Perfectionism is about avoiding feelings of shame and inadequacy. By being perfect, you have permission to not feel bad about yourself. However, you never quite feel good about yourself.
As a perfectionist you aren’t trying to achieve something great by avoid the negative feeling of being anything less than perfect.
Every mistake, no matter how small, and every little imperfection, no matter how irrelevant, all drag my self-confidence down. I’m a perfectionist. That means that even though I’m living a successful life, I see myself as a failure. When I look in the mirror, I see a mess. A hopeless case. Someone who’s lost. A failure. Even though I’m none of those things. But I’m not perfect, so I must be a failure.
A perfectionist can enjoy a few perks. Many people admire perfectionists. However, the disadvantages usually aren’t worth it.
Being a perfectionist has several disadvantages:
- You waste a lot of time. Some things don’t require a high level of attention. To spend more time than necessary is a waste of an important resource: your time. If success is important to you, allocating your time wisely is an important consideration.
- It creates a lot of stress. When there’s only one way to be successful at something, there’s no room for error. Perfectionists aren’t happy people. There’s a constant anxiety that can can’t be completely satisfied.
- You lose sight of the big picture. Bogging yourself down with trivial details can limit your awareness of the bigger objective.
- You’re never happy with your results. You might be satisfied, but you’re never happy.
Being a perfectionist limits your efficiency and effectiveness. There are signs that many perfectionists share.
Signs to Be Aware Of
Decide if you’re trying to be too perfect:
1) You take things too far. No matter what you do, you take it to the limit. Everything has to be done as well as possible, whether it’s folding the laundry, parking the car, or doing something more meaningful.
2) You long for your school days. School is perfect for perfectionists. The competition isn’t too great on the average, and your achievements are witnessed by all. Your work is also clearly judged quantitatively. You know exactly where you stand.
3) You’re judgemental of others. Your standards of acceptability are so high that no one can consistently achieve them. If you find yourself with less friends than you’d like, your commitment to be perfect might be the primary cause.
4) You’re too hard on yourself. By the same token, you can’t live up to your expectations either. This leads to feelings of disappointment and shame. Are you more successful than most of the people you know, but less pleased with yourself than they are with themselves? Do you find it hard to be proud of yourself?
- Do you feel happy and proud when you’re successful, or do you merely feel a sense of relief?
5) You procrastinate excessively. The need to be perfect creates anxiety and makes it hard to get started. You know you’re in for a lot of work and self-induced drama. Under those circumstances, anyone would be hesitant to get started!

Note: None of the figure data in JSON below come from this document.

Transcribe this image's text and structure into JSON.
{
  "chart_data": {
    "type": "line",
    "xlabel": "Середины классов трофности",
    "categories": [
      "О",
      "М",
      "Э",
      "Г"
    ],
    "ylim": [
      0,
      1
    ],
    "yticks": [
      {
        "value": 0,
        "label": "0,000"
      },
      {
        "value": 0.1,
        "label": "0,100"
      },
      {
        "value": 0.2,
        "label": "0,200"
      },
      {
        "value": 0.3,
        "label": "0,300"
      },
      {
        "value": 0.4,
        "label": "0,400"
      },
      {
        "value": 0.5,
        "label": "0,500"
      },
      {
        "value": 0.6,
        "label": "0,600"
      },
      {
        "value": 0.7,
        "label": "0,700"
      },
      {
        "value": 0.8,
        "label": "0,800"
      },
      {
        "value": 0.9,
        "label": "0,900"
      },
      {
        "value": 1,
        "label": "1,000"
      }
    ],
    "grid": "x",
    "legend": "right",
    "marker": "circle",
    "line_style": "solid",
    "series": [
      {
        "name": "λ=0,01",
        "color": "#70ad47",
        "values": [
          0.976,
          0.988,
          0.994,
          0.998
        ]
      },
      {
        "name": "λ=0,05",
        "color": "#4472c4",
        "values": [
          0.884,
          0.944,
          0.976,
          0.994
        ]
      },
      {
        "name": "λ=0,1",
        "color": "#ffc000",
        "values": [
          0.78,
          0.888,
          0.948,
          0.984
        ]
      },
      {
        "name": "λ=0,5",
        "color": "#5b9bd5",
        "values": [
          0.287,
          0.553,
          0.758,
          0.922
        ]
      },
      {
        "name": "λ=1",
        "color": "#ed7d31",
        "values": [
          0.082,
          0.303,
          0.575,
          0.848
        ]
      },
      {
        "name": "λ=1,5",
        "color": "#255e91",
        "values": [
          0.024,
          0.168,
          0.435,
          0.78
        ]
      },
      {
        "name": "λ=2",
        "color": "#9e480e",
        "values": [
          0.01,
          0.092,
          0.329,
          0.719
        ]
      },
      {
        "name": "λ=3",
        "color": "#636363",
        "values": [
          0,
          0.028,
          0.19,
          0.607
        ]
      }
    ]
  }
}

What Can You Do if You’re a Perfectionist?
Try these techniques
Determine how much time is reasonable for completing the task. Ask a successful friend how long she would spend, and limit yourself to that amount of time. You’ll soon learn what’s reasonable.
Stay focused on the most important activities. Perfectionists spend too much time on minor details. Ask yourself which activities will yield the most results for the time spent.
Learn to accept being less than perfect. Notice that no one else cares if something is less than perfect. You don’t need to beat everyone. Strive to attain a high level of quality with a reasonable amount of effort and time.
If you’re a perfectionist, ask yourself why. What do you gain? What does it cost you? Do you take pleasure from being perfect? How do you feel when you’re less than perfect?
Have you discovered that you’re a perfectionist? Each day practice doing something well, but not perfect. It may take a while, but soon enough, you’ll be enjoying the benefits of excellence rather than the disadvantages of perfectionism.